In-Frame Exon 9 CALR Deletions Co-Occur with Other Alterations in the JAK-STAT Pathway in Myeloproliferative Neoplasms

Introduction: Mutations in the chaperone gene calreticulin (CALR) have been recently identified in essential thrombocythemia (ET) and primary myelofibrosis (PMF), and are essentially mutually exclusive with JAK2 or MPL mutations. Normal and mutant CALR proteins may differentially affect the subcellular trafficking of JAK-STAT signaling components. CALR mutations previously reported in ET and PMF have been +1 frameshift (fs) mutations localized to exon (E) 9 that generate a novel C-terminal protein sequence with a shift from acidic to basic residues. CALR E9 in-frame (IF) deletions have been recently rarely reported as polymorphisms such as TMP_ESP_19_13054686_13054688 and TMP_ESP_19_13054650_13054658 (Ensembl database entries). We sought to determine the frequency and associated clinical features of CALR with E9 IF alterations in samples submitted for suspicion of a myeloproliferative neoplasm (sMPN). We also assessed whether CALR IF alterations are differentially associated with +1fs mutations or with JAK2 V617For other somatic mutations in MPN-associated genes.
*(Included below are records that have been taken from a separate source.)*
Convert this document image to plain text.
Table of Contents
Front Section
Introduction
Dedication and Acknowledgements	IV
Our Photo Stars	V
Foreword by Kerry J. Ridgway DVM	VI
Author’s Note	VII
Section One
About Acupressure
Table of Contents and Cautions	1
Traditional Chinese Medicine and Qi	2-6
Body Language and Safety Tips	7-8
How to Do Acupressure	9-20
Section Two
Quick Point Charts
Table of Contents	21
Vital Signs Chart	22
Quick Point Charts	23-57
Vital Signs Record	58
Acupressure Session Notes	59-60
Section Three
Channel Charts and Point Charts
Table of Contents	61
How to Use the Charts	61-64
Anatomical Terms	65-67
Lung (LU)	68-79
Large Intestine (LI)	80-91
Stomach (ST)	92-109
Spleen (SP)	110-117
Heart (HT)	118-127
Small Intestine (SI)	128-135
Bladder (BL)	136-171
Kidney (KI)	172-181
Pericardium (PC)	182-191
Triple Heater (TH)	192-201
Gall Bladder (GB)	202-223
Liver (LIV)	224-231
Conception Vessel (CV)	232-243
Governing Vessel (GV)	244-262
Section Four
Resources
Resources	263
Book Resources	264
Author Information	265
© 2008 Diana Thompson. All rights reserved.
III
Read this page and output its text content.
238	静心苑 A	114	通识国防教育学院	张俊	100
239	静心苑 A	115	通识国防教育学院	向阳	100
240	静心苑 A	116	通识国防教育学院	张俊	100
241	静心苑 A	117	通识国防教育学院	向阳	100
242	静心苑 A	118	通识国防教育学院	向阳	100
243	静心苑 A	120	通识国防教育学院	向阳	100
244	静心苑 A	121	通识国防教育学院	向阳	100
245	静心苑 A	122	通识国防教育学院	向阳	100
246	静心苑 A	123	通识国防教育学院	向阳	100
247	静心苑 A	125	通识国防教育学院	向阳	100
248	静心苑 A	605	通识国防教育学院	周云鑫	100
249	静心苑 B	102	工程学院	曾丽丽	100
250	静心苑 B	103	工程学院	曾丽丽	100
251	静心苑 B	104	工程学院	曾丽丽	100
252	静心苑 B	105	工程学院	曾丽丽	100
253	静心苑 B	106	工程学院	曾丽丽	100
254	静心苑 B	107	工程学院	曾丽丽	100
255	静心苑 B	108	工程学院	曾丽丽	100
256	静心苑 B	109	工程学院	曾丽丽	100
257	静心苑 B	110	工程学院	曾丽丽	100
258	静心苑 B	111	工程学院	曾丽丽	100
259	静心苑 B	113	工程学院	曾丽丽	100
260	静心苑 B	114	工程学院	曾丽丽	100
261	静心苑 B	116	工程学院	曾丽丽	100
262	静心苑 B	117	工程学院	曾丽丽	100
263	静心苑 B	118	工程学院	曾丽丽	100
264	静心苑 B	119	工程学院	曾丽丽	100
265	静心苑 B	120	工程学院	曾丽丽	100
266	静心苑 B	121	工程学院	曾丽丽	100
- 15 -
Materials and Methods: CALR mutation analysis of E9 was performed on genomic DNA extracted from blood, bone marrow (BM) aspirate or fixed BM biopsy sections using a Sanger sequencing assay with an analytic sensitivity of at least 15%. E9 IF cases were further assessed and mutations quantified by an Ion torrent sequencing panel assessing CALR, CSF3R, JAK2 and MPL, a second panel containing ASXL1, EZH2, IDH1, IDH2, KRAS, NRAS and TET2 and an Illumina MiSeq extended panel with 20 additional MPN-associated genes. These assays had a sensitivity of approximately 5%. JAK2 V617Fmutations were quantitated using a pyrosequencing assay with an analytic sensitivity of 1%.

Results: We assessed CALR E9 mutation status in 733 sMPN samples that were negative for JAK2 V617F mutation. 148 (20.1%) had typical +1fs mutations (95 type 1 and variants, 53 type 2 and variants); 2 (0.3%) had point mutations (E381A and D7373M); 7 (1.0%) had IF deletions including E381_A382>A, D397_D400>D (n =4), D400_K401>D and E405_V409>V. All E9 IF deletions were present at ~50% of reads. Clinical diagnoses were cytopenia/BM fibrosis, ET, thrombocytosis/anemia, and sMPN unspecified. Mutation analysis for 27 additional MPN-associated genes revealed mutations in 5/7 (71.4%) IF deletion cases including in MPL (W515L,40%; D163Y,12%), CSF3R (A470T 46%), ASXL1 (D954fs*26, 45%) and ZRSR2 (S449_R450dup, 27%). No additional mutations were found in the 2 cases with non-synonymous CALR point mutations/SNPs. In a parallel set of 76 MPN samples that had JAK2 V617F at varying levels, we noted 1 E9 IF deletion (D397_D400>D) in a sMPN case with 21.6% JAK2 V617F, and a typical +1fs mutation (K385fs*47) in a case with low (4.2%) JAK2 V617F. All other JAK2 V617F cases had no E9 CALR alterations.

Conclusions: CALR E9 in-frame deletions occur in up to 1% of sMPN samples and involve a variety of codons in the acidic domain. Therefore, sizing assays without DNA sequencing are not sufficient to unequivocally distinguish IF deletions from the characteristic +1 frameshift somatic mutations associated with ET and PMF. Given their level, these CALR IF deletions are likely germline sequence variants but are associated with a high frequency of somatic mutations in other MPN-associated genes but not with CALR +1fs mutations. Their co-occurrence with pathogenic somatic mutations in JAK2, MPL and CSF3R affecting the JAK-STAT pathway raises the possibility for a contributory role of altered CALR proteins produced by these E9 deletions in the pathogenesis of MPN.